Evaluating Ensemble Learning Techniques for Class Imbalance in Machine Learning: A Comparative Analysis of Balanced Random Forest, SMOTE-RF, SMOTEBoost, and RUSBoost
DOI:
https://doi.org/10.15294/sji.v11i4.15937Keywords:
Machine Learning, Balanced Random Forest, SMOTE-RF, SMOTEBoost, RUSBoost, Random Forest, AdaBoost, Imbalanced Data, Ensemble LearningAbstract
Purpose: This research aims to identify the optimal ensemble learning method for mitigating class imbalance in datasets utilizing various advanced techniques which include balanced random forest (BRF), SMOTE-random forest (SMOTE-RF), RUSBoost, and SMOTEBoost. The methods were systematically evaluated against conventional algorithms, including random forest and AdaBoost, across heterogeneous datasets with varying class imbalance ratios.
Methods: This study utilized 13 secondary datasets from diverse sources, each with binary class outputs. The datasets exhibited varying degrees of class imbalance, offering scenarios to assess the effectiveness of ensemble learning techniques and traditional machine learning approaches in managing class imbalance issues. Study data were split into training (80%) and testing (20%), with stratified sampling applied to maintain consistent class proportions across both sets. Each method underwent hyperparameter optimization with distinct settings with repetition over 10 iterations. The optimal method was evaluated based on balanced accuracy, recall, and computation time.

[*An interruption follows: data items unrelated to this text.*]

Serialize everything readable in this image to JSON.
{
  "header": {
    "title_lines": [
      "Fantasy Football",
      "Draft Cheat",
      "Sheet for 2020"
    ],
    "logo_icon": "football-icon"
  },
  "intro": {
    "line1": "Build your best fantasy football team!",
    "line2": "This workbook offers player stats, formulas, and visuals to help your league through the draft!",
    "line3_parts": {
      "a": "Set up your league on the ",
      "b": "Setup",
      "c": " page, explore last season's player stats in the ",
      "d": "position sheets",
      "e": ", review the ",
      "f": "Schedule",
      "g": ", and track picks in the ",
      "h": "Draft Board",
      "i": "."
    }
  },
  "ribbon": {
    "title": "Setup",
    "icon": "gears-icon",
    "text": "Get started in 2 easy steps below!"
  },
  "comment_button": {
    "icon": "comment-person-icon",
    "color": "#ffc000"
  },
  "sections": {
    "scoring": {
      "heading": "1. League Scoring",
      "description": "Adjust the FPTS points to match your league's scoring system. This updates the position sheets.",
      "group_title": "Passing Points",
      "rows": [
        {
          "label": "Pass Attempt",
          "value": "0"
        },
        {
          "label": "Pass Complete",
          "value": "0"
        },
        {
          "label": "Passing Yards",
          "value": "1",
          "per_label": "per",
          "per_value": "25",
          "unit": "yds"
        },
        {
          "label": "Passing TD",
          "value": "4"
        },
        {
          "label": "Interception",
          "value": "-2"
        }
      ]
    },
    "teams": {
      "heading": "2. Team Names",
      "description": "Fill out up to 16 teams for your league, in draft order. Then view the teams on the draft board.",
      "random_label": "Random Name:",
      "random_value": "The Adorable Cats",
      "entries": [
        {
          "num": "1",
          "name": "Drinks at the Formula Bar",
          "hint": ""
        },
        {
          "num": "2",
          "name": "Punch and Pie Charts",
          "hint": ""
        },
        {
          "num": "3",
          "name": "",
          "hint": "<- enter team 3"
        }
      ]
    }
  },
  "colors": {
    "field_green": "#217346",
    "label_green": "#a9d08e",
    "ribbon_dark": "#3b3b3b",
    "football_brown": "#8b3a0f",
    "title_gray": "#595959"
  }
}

Result: Based on the evaluation, the BRF method exhibited the highest performance in balanced accuracy and recall when compared to SMOTE-RF, RUSBoost, SMOTEBoost, random forest, and AdaBoost. Conversely, the classical random forest method outperformed other techniques in terms of computational efficiency.
Novelty: This study presents an innovative analysis of advanced ensemble learning techniques, including BRF, SMOTE-random forest, SMOTEBoost, and RUSBoost, which demonstrate significant effectiveness in addressing class imbalance across various datasets. By systematically optimizing hyperparameters and applying stratified sampling, this research produces findings that redefine the benchmarks of balanced accuracy, recall and computational efficiency in machine learning.